Legal cannabis has proven to be an excellent tourism attraction. Amsterdam was way ahead of the curb when it came to cannabis tourism. The city became notoriously known for coffee shops where one could walk in, purchase cannabis, and freely take a puff of their zigzag. We’re even seeing how it’s affected the Canadian market, as well, in attracting people from across the world to witness what retail cannabis stores look like in person.
States across the U.S. have launched their regulated cannabis markets to varying degrees of success. The tax revenue generated primarily sold government officials on legalization, but it could also open the doors for more tourism. According to News 12, advocates in New Jersey anticipate a spike in tourism, thanks to the recent legalization. During the New Jersey Conference on Tourism earlier this month, Brach Eichler’s co-chair of the Cannabis Industry Practice, John Fanburg, attested to the opportunities created for tourism with a retail cannabis market. Fanburg cited states where legal cannabis markets are thriving as an example of why New Jersey should follow suit.

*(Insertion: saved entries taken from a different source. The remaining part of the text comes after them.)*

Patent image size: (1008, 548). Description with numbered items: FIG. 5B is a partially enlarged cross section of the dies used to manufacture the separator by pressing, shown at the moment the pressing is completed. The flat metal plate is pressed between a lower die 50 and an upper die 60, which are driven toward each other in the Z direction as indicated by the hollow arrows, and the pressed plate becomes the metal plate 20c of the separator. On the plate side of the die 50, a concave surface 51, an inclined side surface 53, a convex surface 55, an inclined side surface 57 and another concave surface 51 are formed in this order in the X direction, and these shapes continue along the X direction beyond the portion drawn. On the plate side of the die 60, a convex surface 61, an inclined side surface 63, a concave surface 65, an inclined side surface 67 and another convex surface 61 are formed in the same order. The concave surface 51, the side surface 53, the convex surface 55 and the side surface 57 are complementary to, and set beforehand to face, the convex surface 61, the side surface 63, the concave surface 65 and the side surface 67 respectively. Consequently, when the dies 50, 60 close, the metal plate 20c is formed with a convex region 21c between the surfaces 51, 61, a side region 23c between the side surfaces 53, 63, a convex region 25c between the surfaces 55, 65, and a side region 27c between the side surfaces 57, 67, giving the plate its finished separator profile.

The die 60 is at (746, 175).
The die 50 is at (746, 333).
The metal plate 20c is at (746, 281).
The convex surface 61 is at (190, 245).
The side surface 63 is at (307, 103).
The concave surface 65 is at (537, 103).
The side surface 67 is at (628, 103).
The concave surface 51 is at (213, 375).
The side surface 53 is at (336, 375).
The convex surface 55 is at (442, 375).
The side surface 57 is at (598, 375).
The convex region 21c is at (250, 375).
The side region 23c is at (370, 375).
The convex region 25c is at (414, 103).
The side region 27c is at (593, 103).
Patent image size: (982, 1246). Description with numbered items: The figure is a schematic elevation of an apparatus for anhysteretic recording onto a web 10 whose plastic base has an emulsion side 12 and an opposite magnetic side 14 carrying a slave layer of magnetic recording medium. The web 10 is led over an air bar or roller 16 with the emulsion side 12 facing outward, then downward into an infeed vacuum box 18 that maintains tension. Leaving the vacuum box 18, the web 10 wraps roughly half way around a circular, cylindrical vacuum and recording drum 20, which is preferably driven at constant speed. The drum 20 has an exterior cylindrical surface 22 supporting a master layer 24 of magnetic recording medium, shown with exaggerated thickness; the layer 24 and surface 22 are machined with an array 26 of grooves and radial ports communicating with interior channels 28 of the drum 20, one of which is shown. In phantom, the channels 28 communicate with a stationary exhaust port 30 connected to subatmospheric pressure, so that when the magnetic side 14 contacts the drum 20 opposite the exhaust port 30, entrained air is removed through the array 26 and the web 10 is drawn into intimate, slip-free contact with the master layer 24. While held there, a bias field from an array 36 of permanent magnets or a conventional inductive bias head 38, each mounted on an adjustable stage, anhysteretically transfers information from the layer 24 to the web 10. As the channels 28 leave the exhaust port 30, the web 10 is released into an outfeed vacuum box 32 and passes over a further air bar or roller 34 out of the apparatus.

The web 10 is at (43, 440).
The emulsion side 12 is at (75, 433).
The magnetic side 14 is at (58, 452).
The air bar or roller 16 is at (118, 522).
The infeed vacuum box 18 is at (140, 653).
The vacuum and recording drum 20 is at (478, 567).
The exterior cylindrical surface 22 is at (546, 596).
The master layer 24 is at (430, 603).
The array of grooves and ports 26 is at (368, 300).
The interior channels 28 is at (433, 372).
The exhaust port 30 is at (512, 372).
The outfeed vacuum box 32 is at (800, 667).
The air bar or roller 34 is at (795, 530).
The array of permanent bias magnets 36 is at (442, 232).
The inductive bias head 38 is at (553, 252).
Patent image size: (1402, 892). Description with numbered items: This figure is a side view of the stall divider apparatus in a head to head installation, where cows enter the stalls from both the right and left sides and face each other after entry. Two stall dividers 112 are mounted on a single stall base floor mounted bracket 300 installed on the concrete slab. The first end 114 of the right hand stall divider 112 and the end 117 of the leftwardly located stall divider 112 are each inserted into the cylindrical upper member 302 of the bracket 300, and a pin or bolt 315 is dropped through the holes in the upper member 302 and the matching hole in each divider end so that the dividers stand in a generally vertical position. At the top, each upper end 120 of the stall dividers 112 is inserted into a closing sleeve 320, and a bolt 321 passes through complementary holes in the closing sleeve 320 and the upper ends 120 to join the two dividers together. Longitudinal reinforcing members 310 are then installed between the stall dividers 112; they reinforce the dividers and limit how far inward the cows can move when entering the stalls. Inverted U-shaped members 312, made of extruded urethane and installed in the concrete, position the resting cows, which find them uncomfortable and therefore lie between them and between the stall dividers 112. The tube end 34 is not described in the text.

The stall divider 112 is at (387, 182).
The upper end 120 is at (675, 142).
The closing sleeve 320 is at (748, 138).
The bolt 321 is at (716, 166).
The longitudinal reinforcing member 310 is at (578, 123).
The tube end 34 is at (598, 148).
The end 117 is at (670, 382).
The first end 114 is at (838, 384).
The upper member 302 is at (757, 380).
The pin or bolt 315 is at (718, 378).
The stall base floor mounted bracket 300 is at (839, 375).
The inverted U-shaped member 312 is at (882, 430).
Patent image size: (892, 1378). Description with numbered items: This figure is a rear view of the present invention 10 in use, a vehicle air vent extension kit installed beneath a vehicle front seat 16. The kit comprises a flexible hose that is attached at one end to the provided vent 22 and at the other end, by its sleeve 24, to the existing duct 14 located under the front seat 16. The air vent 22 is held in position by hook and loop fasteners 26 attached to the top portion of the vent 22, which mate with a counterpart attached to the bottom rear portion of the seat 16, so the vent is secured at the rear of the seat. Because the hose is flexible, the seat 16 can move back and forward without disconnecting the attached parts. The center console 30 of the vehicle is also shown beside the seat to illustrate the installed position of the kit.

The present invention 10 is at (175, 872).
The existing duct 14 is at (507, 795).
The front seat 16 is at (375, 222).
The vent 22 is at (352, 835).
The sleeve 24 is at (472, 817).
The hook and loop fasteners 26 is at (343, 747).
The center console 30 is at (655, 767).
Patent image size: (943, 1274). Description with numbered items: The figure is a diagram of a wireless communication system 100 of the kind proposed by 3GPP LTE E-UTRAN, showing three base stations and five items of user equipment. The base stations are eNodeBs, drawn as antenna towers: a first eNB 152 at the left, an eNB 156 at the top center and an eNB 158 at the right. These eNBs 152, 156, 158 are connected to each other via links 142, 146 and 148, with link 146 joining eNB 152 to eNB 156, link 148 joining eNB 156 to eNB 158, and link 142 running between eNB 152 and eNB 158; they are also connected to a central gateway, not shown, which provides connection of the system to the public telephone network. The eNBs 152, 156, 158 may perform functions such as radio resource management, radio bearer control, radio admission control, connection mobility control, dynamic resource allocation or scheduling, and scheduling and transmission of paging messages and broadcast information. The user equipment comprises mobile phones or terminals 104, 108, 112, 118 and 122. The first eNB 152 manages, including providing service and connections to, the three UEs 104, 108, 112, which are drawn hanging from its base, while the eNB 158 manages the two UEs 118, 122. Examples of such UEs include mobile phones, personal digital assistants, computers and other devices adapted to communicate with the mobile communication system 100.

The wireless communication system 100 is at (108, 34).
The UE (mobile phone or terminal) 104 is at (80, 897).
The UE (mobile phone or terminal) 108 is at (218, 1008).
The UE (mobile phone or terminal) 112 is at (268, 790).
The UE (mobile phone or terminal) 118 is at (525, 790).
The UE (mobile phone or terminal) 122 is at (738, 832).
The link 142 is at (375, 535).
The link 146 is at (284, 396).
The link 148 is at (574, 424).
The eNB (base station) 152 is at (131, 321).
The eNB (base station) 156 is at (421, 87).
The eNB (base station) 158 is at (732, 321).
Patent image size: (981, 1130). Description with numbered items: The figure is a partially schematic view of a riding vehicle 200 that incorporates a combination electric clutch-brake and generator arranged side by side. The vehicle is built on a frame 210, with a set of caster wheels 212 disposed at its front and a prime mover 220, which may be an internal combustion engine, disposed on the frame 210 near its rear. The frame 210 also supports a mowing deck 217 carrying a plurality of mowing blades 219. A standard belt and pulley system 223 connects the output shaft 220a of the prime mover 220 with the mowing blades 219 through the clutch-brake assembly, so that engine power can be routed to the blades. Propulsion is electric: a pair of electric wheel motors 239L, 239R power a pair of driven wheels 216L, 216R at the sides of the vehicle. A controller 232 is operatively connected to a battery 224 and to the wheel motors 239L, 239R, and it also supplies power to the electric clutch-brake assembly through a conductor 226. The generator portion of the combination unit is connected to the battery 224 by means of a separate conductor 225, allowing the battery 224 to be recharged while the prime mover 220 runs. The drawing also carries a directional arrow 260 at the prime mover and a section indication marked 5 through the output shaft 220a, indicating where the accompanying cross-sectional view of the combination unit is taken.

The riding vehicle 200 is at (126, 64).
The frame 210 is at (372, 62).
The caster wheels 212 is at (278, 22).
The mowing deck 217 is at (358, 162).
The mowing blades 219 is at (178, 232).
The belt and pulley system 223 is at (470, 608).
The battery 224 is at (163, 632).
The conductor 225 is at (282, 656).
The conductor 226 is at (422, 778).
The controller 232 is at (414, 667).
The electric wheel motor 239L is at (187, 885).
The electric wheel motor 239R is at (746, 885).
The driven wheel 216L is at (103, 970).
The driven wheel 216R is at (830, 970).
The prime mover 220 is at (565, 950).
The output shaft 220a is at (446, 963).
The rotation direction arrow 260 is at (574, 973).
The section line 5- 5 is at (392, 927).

“California and Nevada and Colorado – they’re already doing cannabis tourism,” Fanburg said. “You get on the 420 Bus and you drive out to the grow facility. You see how they do it, you see how they process it, and then they have tasting rooms.”
Unfortunately, the current laws surrounding cannabis wouldn’t allow this in New Jersey. However, other opportunities to draw in tourists, such as smoke lounges. Fanburg explained that consumption lounges are safe places to consume cannabis. Lounges can limit the consumption of cannabis in public areas and offer a sense of community for smokers. Fanburg added that these facilities would also need to be associated with a medical dispensary or a legal adult-use retail store.
It’s an excellent opportunity, especially after the pandemic, to help boost the local economy with tourism. The New Jersey Tourism Industry Association said that tourism brought in $20M of New Jersey’s Gross Domestic Products before the pandemic. It accounts for roughly 3% of New Jersey’s economy. The addition of cannabis tourism can accelerate the local economy in that sense. Plus, it seems even more possible in New Jersey. Advocates like Edmund Devax of the New Jersey Cannabusiness Association explained that launching cannabis tourism within the state wouldn’t be any different than sports events in cities like New York and Philadelphia, which aren’t too far away.
There are still ways to go before this could be materialized. However, cannabis tourism would include things like 420-friendly hotels and restaurants and more upscale lounges strictly used for cannabis consumption.
The state is nearly ready to issue licenses. New Jersey will begin opening the gates for applications to grow and cultivate cannabis in the coming weeks. However, those seeking licenses to launch dispensaries and retail stores will wait until March.
New Jersey advocates are enthusiastic about launching creative means to promote the cannabis economy in the state. And it appears that it might be able to occur in the foreseeable future. New Jersey dispensaries will be able to open up shop by the third or fourth quarter of 2022, and there’s a strong potential that cannabis tourism could begin popping up around the same time.